Claudio Baglioni si confessa. In un’intervista il cantautore romano parla delle sue paure nonostante oltre mezzo secolo di carriera. Cosa lo preoccupa così tanto?
L’incontro con un giornalista per un’intervista diviene l’occasione migliore per raccontare la sua storia. Una storia che è iniziata, più o meno, così: “’51 Montesacro e tutto cominciava, in un subaffitto e un muro che sudava“.
È infatti il 16 maggio 1951 quando a casa di Riccardo e Silvia Baglioni è arrivato Claudio Enrico Paolo Baglioni. La mamma, abile sarta, che: “aveva un suo talento estetico, che mi ha trasmesso“, e il suo papà, brigadiere del Carabinieri, che amava scrivere le poesie. La sua infanzia “niente soldi per comprare un fratellino“, la sua adolescenza “Quattrocchi e mezzo naso“, e la passione per la musica che inizia a crescere. È passato oltre mezzo secolo da allora e Cucaio, così pronunciava il suo nome il piccolo Claudio Baglioni, è diventato uno dei cantautori italiani più amati.

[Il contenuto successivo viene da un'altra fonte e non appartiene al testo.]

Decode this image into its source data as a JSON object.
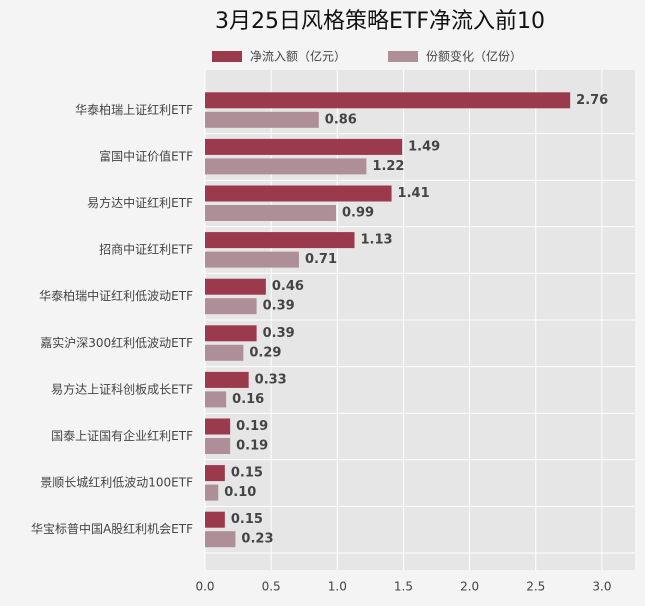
{
  "chart_data": {
    "type": "hbar",
    "title": "3月25日风格策略ETF净流入前10",
    "categories": [
      "华泰柏瑞上证红利ETF",
      "富国中证价值ETF",
      "易方达中证红利ETF",
      "招商中证红利ETF",
      "华泰柏瑞中证红利低波动ETF",
      "嘉实沪深300红利低波动ETF",
      "易方达上证科创板成长ETF",
      "国泰上证国有企业红利ETF",
      "景顺长城红利低波动100ETF",
      "华宝标普中国A股红利机会ETF"
    ],
    "series": [
      {
        "name": "净流入额（亿元）",
        "color": "#9b3a4d",
        "values": [
          2.76,
          1.49,
          1.41,
          1.13,
          0.46,
          0.39,
          0.33,
          0.19,
          0.15,
          0.15
        ],
        "value_labels": [
          "2.76",
          "1.49",
          "1.41",
          "1.13",
          "0.46",
          "0.39",
          "0.33",
          "0.19",
          "0.15",
          "0.15"
        ]
      },
      {
        "name": "份额变化（亿份）",
        "color": "#ae8f98",
        "values": [
          0.86,
          1.22,
          0.99,
          0.71,
          0.39,
          0.29,
          0.16,
          0.19,
          0.1,
          0.23
        ],
        "value_labels": [
          "0.86",
          "1.22",
          "0.99",
          "0.71",
          "0.39",
          "0.29",
          "0.16",
          "0.19",
          "0.10",
          "0.23"
        ]
      }
    ],
    "xlim": [
      0,
      3.25
    ],
    "xticks": [
      {
        "value": 0,
        "label": "0.0"
      },
      0.5,
      {
        "value": 1,
        "label": "1.0"
      },
      1.5,
      {
        "value": 2,
        "label": "2.0"
      },
      2.5,
      {
        "value": 3,
        "label": "3.0"
      }
    ],
    "grid": true
  }
}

Nonostante tanti anni di canzoni, diverse centinaia di esibizioni dal vivo, sembra che non tutte le paure siano state cancellate. Ancora oggi rimangono alcuni frammenti “emotivi” che gli riportano alla mente gli esordi, quando ha iniziato ad esibirsi negli spazi che il suo quartiere romano di Centocelle gli metteva, ogni tanto, “a disposizione”. In un’intervista rilasciata al quotidiano La Repubblica, Claudio Baglioni confessa che…
Claudio Baglioni e la sua famiglia, l’educazione rigida impartita dai suoi genitori, le chiacchiere con gli amici al bar e poi per “tutti Agonia“. Questo il suo soprannome per via di quell’aria, come l’ha definita lo stesso cantautore romano, un po’ “esistenzialista“, come riportato da music.fanpage.it.

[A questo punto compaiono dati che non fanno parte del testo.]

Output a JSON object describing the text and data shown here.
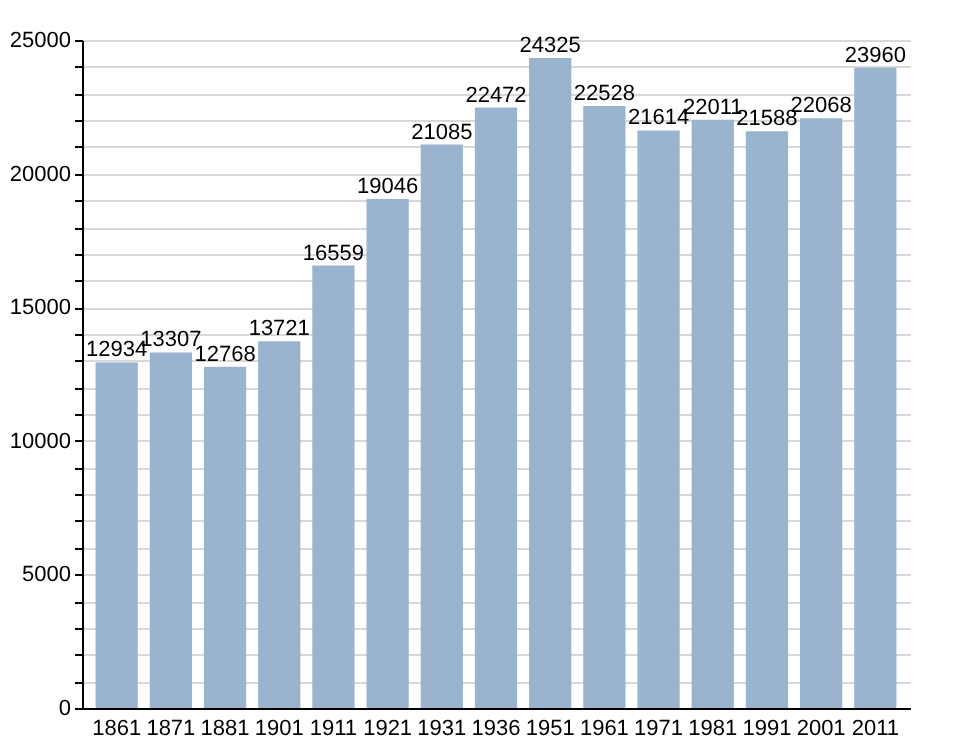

Passano gli anni, quell’enorme massa di capelli scuri, modello copertina del suo album più bello ed importante, Strada Facendo, si è notevolmente ridotta lasciando il campo libero al bianco più candido. Eppure, ogni volta che Claudio Baglioni si appresta a salire sul palco, prova la stessa identica emozione, ma anche qualcos’altro…La medesima, immancabile agitazione.

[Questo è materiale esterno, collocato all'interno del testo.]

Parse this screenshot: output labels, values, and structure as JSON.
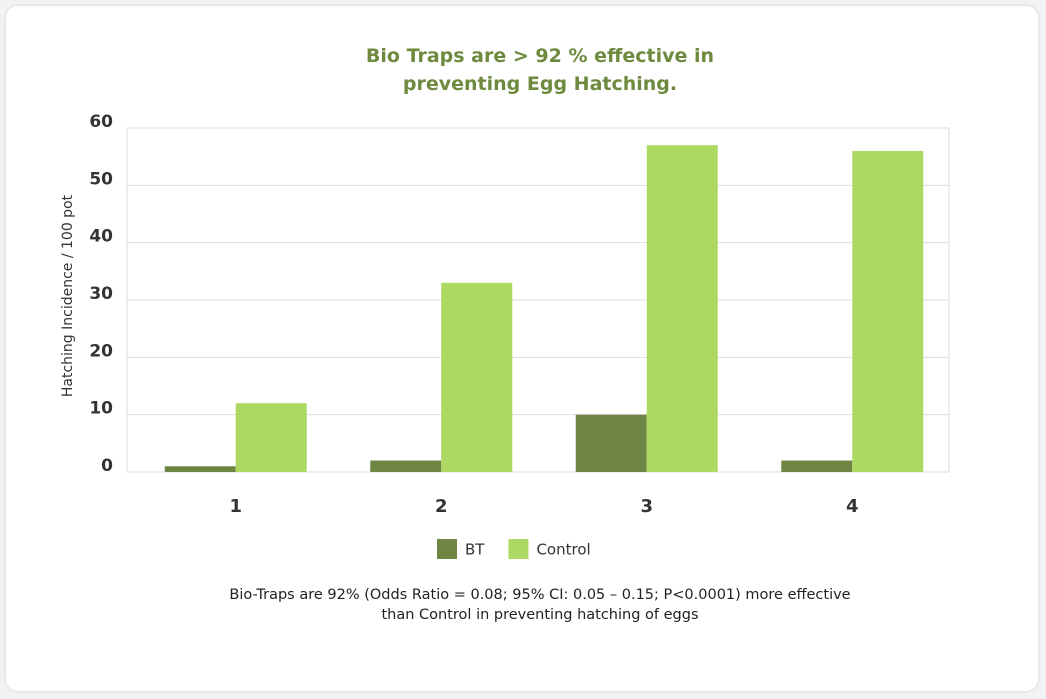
{
  "chart_data": {
    "type": "bar",
    "title": "Bio Traps are > 92 % effective in preventing Egg Hatching.",
    "y_label": "Hatching Incidence / 100 pot",
    "categories": [
      "1",
      "2",
      "3",
      "4"
    ],
    "series": [
      {
        "name": "BT",
        "color": "#6e8544",
        "values": [
          1,
          2,
          10,
          2
        ]
      },
      {
        "name": "Control",
        "color": "#add963",
        "values": [
          12,
          33,
          57,
          56
        ]
      }
    ],
    "ylim": [
      0,
      60
    ],
    "yticks": [
      0,
      10,
      20,
      30,
      40,
      50,
      60
    ],
    "grid": true,
    "legend": "bottom",
    "note": "Bio-Traps are 92% (Odds Ratio = 0.08; 95% CI: 0.05 – 0.15; P<0.0001) more effective than Control in preventing hatching of eggs"
  }
}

La racconta così: “Col tempo la preoccupazione è aumentata. L’anno scorso, alla prima tappa al Teatro dell’Opera di Roma, mi sono seduto davanti alla tastiera e mi è partito un attacco di panico. Ho continuato a suonare, piano, piano è passato“. Una sensazione strana, quasi inspiegabile se si pensa un attimo alla lunghissima carriera del cantautore romano.
Che descrive questa sua “cronica agitazione” come un naturale bisogno di sentirsi sempre meritevole del grande successo che il pubblico gli ha attribuito. Una sorta di infinita sfida con se stesso che non riesce mai a vincere. Questo, però, è soltanto il suo giudizio. Il suo pubblico la pensa in maniera completamente diversa. Da oltre mezzo secolo.